Facilities and Services: The golf club also includes a pro shop, driving range, practice greens, and the Island View Restaurant, which provides dining options for golfers and the general public. Lessons, leagues, and tournaments are offered throughout the year, and the courses are open to the public with memberships available for residents and non-residents alike.

== Ecosystem ==
Sun 'n Lake Preserve is a 1,350-acre nature preserve located in Sebring, Florida, adjacent to the Sun 'n Lake Improvement District.
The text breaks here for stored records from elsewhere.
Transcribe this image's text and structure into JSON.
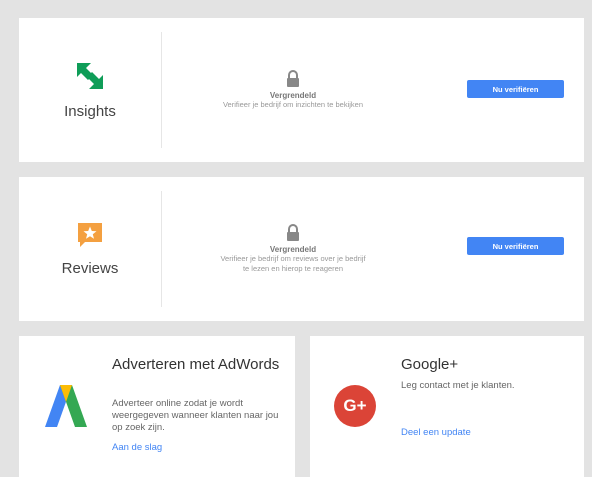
{
  "insights": {
    "title": "Insights",
    "lock_title": "Vergrendeld",
    "lock_desc": "Verifieer je bedrijf om inzichten te bekijken",
    "button": "Nu verifiëren",
    "icon": "insights-arrows-icon",
    "icon_color": "#0f9d58"
  },
  "reviews": {
    "title": "Reviews",
    "lock_title": "Vergrendeld",
    "lock_desc": "Verifieer je bedrijf om reviews over je bedrijf te lezen en hierop te reageren",
    "button": "Nu verifiëren",
    "icon": "review-star-icon",
    "icon_color": "#f4a040"
  },
  "adwords": {
    "title": "Adverteren met AdWords",
    "desc": "Adverteer online zodat je wordt weergegeven wanneer klanten naar jou op zoek zijn.",
    "link": "Aan de slag",
    "icon": "adwords-logo-icon"
  },
  "gplus": {
    "title": "Google+",
    "desc": "Leg contact met je klanten.",
    "link": "Deel een update",
    "icon_text": "G+",
    "icon": "google-plus-icon",
    "icon_color": "#db4437"
  },
  "colors": {
    "accent": "#4285f4",
    "background": "#e3e3e3"
  }
}
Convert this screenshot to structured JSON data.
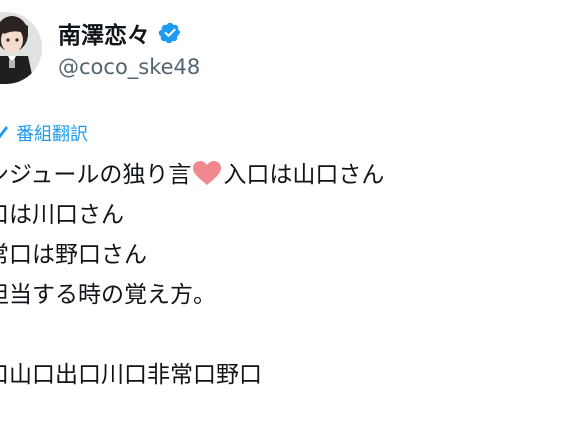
{
  "profile": {
    "display_name": "南澤恋々",
    "handle": "@coco_ske48",
    "verified_icon": "verified-badge-icon",
    "accent_color": "#1d9bf0"
  },
  "translation": {
    "label": "番組翻訳",
    "icon": "translate-icon"
  },
  "tweet": {
    "line1_before": "ンジュールの独り言",
    "line1_heart_icon": "heart-icon",
    "line1_after": "入口は山口さん",
    "line2": "口は川口さん",
    "line3": "常口は野口さん",
    "line4": "担当する時の覚え方。",
    "line6": "口山口出口川口非常口野口"
  }
}
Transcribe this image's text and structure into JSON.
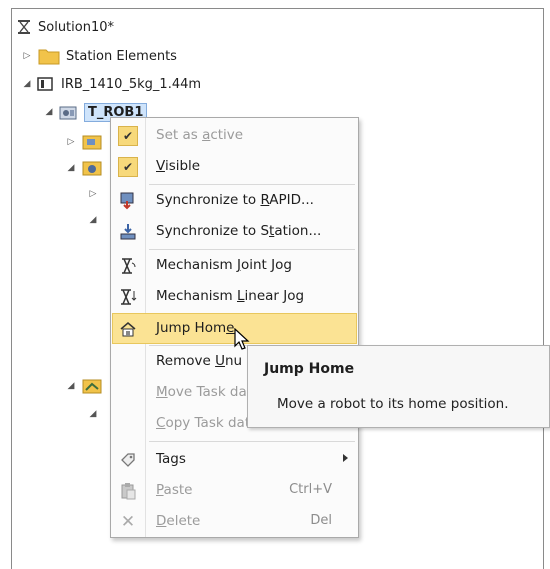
{
  "tree": {
    "root": "Solution10*",
    "station_elements": "Station Elements",
    "robot": "IRB_1410_5kg_1.44m",
    "task": "T_ROB1"
  },
  "menu": {
    "set_active": {
      "pre": "Set as ",
      "u": "a",
      "post": "ctive"
    },
    "visible": {
      "pre": "",
      "u": "V",
      "post": "isible"
    },
    "sync_rapid": {
      "pre": "Synchronize to ",
      "u": "R",
      "post": "APID..."
    },
    "sync_station": {
      "pre": "Synchronize to S",
      "u": "t",
      "post": "ation..."
    },
    "joint_jog": {
      "pre": "Mechanism ",
      "u": "J",
      "post": "oint Jog"
    },
    "linear_jog": {
      "pre": "Mechanism ",
      "u": "L",
      "post": "inear Jog"
    },
    "jump_home": {
      "pre": "Jump Hom",
      "u": "e",
      "post": ""
    },
    "remove": {
      "pre": "Remove ",
      "u": "U",
      "post": "nu"
    },
    "move_task": {
      "pre": "",
      "u": "M",
      "post": "ove Task da"
    },
    "copy_task": {
      "pre": "",
      "u": "C",
      "post": "opy Task data to"
    },
    "tags": {
      "pre": "Tags",
      "u": "",
      "post": ""
    },
    "paste": {
      "pre": "",
      "u": "P",
      "post": "aste",
      "shortcut": "Ctrl+V"
    },
    "delete": {
      "pre": "",
      "u": "D",
      "post": "elete",
      "shortcut": "Del"
    }
  },
  "tooltip": {
    "title": "Jump Home",
    "body": "Move a robot to its home position."
  }
}
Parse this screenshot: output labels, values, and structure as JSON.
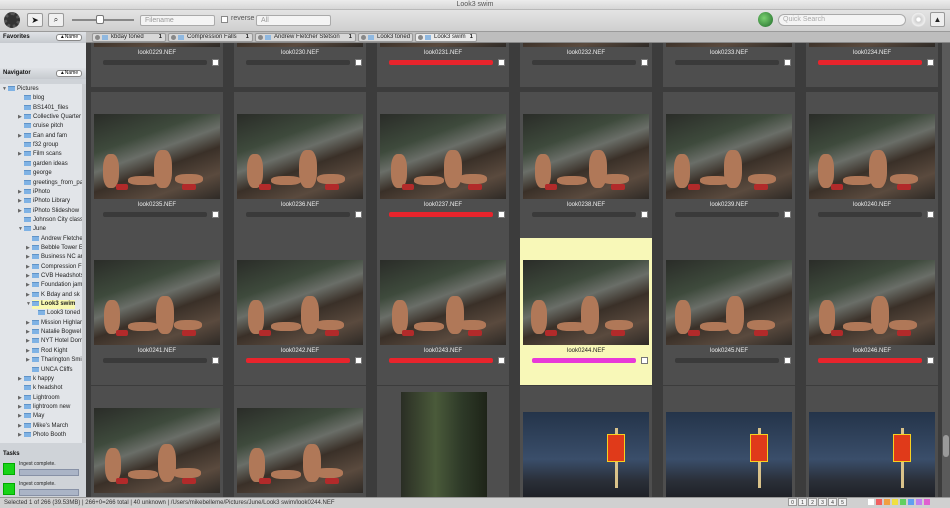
{
  "window": {
    "title": "Look3 swim"
  },
  "toolbar": {
    "filename_label": "Filename",
    "reverse_label": "reverse",
    "filter_value": "All",
    "search_placeholder": "Quick Search"
  },
  "sidebar": {
    "favorites": {
      "title": "Favorites",
      "sort_label": "▲Name"
    },
    "navigator": {
      "title": "Navigator",
      "sort_label": "▲Name"
    },
    "tree": [
      {
        "label": "Pictures"
      },
      {
        "label": "blog"
      },
      {
        "label": "BS1401_files"
      },
      {
        "label": "Collective Quarter"
      },
      {
        "label": "cruise pitch"
      },
      {
        "label": "Ean and fam"
      },
      {
        "label": "f32 group"
      },
      {
        "label": "Film scans"
      },
      {
        "label": "garden ideas"
      },
      {
        "label": "george"
      },
      {
        "label": "greetings_from_pa"
      },
      {
        "label": "iPhoto"
      },
      {
        "label": "iPhoto Library"
      },
      {
        "label": "iPhoto Slideshow"
      },
      {
        "label": "Johnson City class"
      },
      {
        "label": "June"
      },
      {
        "label": "Andrew Fletche"
      },
      {
        "label": "Bebble Tower E"
      },
      {
        "label": "Business NC ar"
      },
      {
        "label": "Compression F"
      },
      {
        "label": "CVB Headshots"
      },
      {
        "label": "Foundation jam"
      },
      {
        "label": "K Bday and sk"
      },
      {
        "label": "Look3 swim"
      },
      {
        "label": "Look3 toned"
      },
      {
        "label": "Mission Highlar"
      },
      {
        "label": "Natalie Bogwel"
      },
      {
        "label": "NYT Hotel Dorr"
      },
      {
        "label": "Rod Kight"
      },
      {
        "label": "Tharington Smi"
      },
      {
        "label": "UNCA Cliffs"
      },
      {
        "label": "k happy"
      },
      {
        "label": "k headshot"
      },
      {
        "label": "Lightroom"
      },
      {
        "label": "lightroom new"
      },
      {
        "label": "May"
      },
      {
        "label": "Mike's March"
      },
      {
        "label": "Photo Booth"
      }
    ],
    "tasks_title": "Tasks",
    "tasks": [
      {
        "label": "Ingest complete."
      },
      {
        "label": "Ingest complete."
      }
    ]
  },
  "tabs": [
    {
      "label": "kbday toned",
      "count": "1"
    },
    {
      "label": "Compression Falls",
      "count": "1"
    },
    {
      "label": "Andrew Fletcher Stetson",
      "count": "1"
    },
    {
      "label": "Look3 toned",
      "count": ""
    },
    {
      "label": "Look3 swim",
      "count": "1"
    }
  ],
  "rows": [
    {
      "names": [
        "look0229.NEF",
        "look0230.NEF",
        "look0231.NEF",
        "look0232.NEF",
        "look0233.NEF",
        "look0234.NEF"
      ]
    },
    {
      "names": [
        "look0235.NEF",
        "look0236.NEF",
        "look0237.NEF",
        "look0238.NEF",
        "look0239.NEF",
        "look0240.NEF"
      ]
    },
    {
      "names": [
        "look0241.NEF",
        "look0242.NEF",
        "look0243.NEF",
        "look0244.NEF",
        "look0245.NEF",
        "look0246.NEF"
      ]
    },
    {
      "names": [
        "",
        "",
        "",
        "",
        "",
        ""
      ]
    }
  ],
  "colors": {
    "red_label": "#e8242c",
    "magenta_label": "#e838d8",
    "selected": "#f8f8b8"
  },
  "status": {
    "text": "Selected 1 of 266 (39.53MB) | 266+0=266 total | 40 unknown | /Users/mikebelleme/Pictures/June/Look3 swim/look0244.NEF"
  },
  "stars": [
    "0",
    "1",
    "2",
    "3",
    "4",
    "5"
  ]
}
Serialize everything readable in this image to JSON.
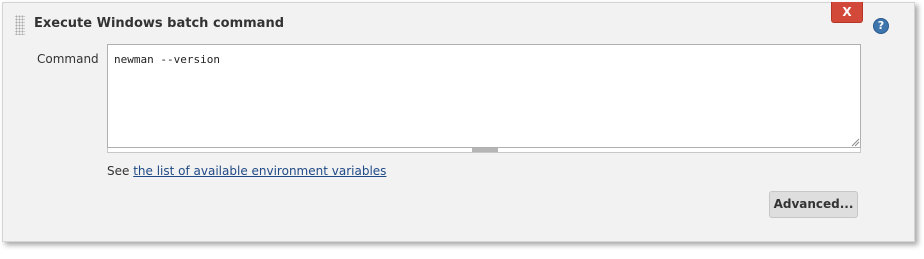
{
  "step": {
    "title": "Execute Windows batch command",
    "delete_label": "X",
    "help_label": "?"
  },
  "command": {
    "label": "Command",
    "value": "newman --version"
  },
  "env_note": {
    "prefix": "See ",
    "link_text": "the list of available environment variables"
  },
  "advanced_label": "Advanced...",
  "icons": [
    "drag-handle-icon",
    "help-icon",
    "resize-handle-icon"
  ],
  "colors": {
    "delete_button": "#d24939",
    "help_icon": "#3f75ad",
    "link": "#204a87",
    "panel_background": "#f2f2f2"
  }
}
The main entrance and parking area are situated at the corner of Sun 'n Lake Boulevard and Balboa Boulevard.

The preserve is dedicated to the conservation of native wildlife and their habitats, and it provides opportunities for passive recreation. Visitors can access approximately 15 miles of trails, which include both shaded paths and open areas. In addition to hiking, the preserve features off-road biking loops that pass through cypress swamps and South Florida flatwoods.

Sun 'n Lake Preserve includes three catch-and-release fishing ponds and serves as a corridor for various species, including black bears, Florida panthers, deer, alligators, gopher tortoises, and a wide variety of birds.

The preserve is managed in coordination with the Florida Fish and Wildlife Conservation Commission. To protect the natural environment, activities such as driving, boating, hunting, and camping are prohibited within the preserve.

== Infrastructure ==
Sun 'N Lake of Sebring manages its own infrastructure systems through the District’s Public Works Department, which oversees the maintenance and development of roadways, drainage systems, public spaces, and utilities. The District provides water, sewer, and non-potable irrigation services, ensuring that the growing needs of the community are met reliably and efficiently.

Infrastructure projects are funded through the District’s budget and capital improvement plan, which prioritizes upgrades based on assessments of aging systems, future development, and resident feedback. Recent improvements have included road resurfacing, stormwater drainage enhancements, and the modernization of utility infrastructure to support increased demand.

The District is also investing in long-term sustainability, with projects designed to improve environmental efficiency and resource conservation. Planned upgrades include smart irrigation systems, energy-efficient facility retrofits, and the introduction of digital signage for improved communication with residents.

These ongoing efforts reflect Sun 'N Lake’s commitment to maintaining a high-quality infrastructure that supports both current and future residents while preserving the community’s natural beauty and functionality.

== Wastewater Treatment Plant ==
In response to population growth and increased infrastructure demands, Sun 'N Lake of Sebring has initiated plans to construct a new state-of-the-art wastewater treatment plant. The facility is being designed to expand the community’s wastewater capacity, improve environmental sustainability, and support future development within the District.

The project is part of Sun 'N Lake’s long-term capital improvement strategy and represents one of the most significant infrastructure investments in the District's history. The new plant will replace the aging system currently in use and will be built to meet modern regulatory standards set by the Florida Department of Environmental Protection (FDEP).

Key features of the new facility include:

- Increased treatment capacity to support residential and commercial growth
- Advanced filtration and nutrient removal technologies to improve water quality
- Energy-efficient systems aimed at reducing operational costs
- Enhanced odor control and reduced environmental footprint

The plant is also expected to incorporate reclaimed water capabilities, allowing for treated wastewater to be reused for irrigation and other non-potable purposes—helping conserve potable water and aligning with sustainability goals.

Construction is scheduled to begin in late 2025 or early 2026, with an expected duration of 5 to 7 years. Funding for the project includes a combination of state grants and a Special Infrastructure Charge assessed to all properties within the District. This charge amounts to $2,700 per property, payable over 15 years at $180 annually.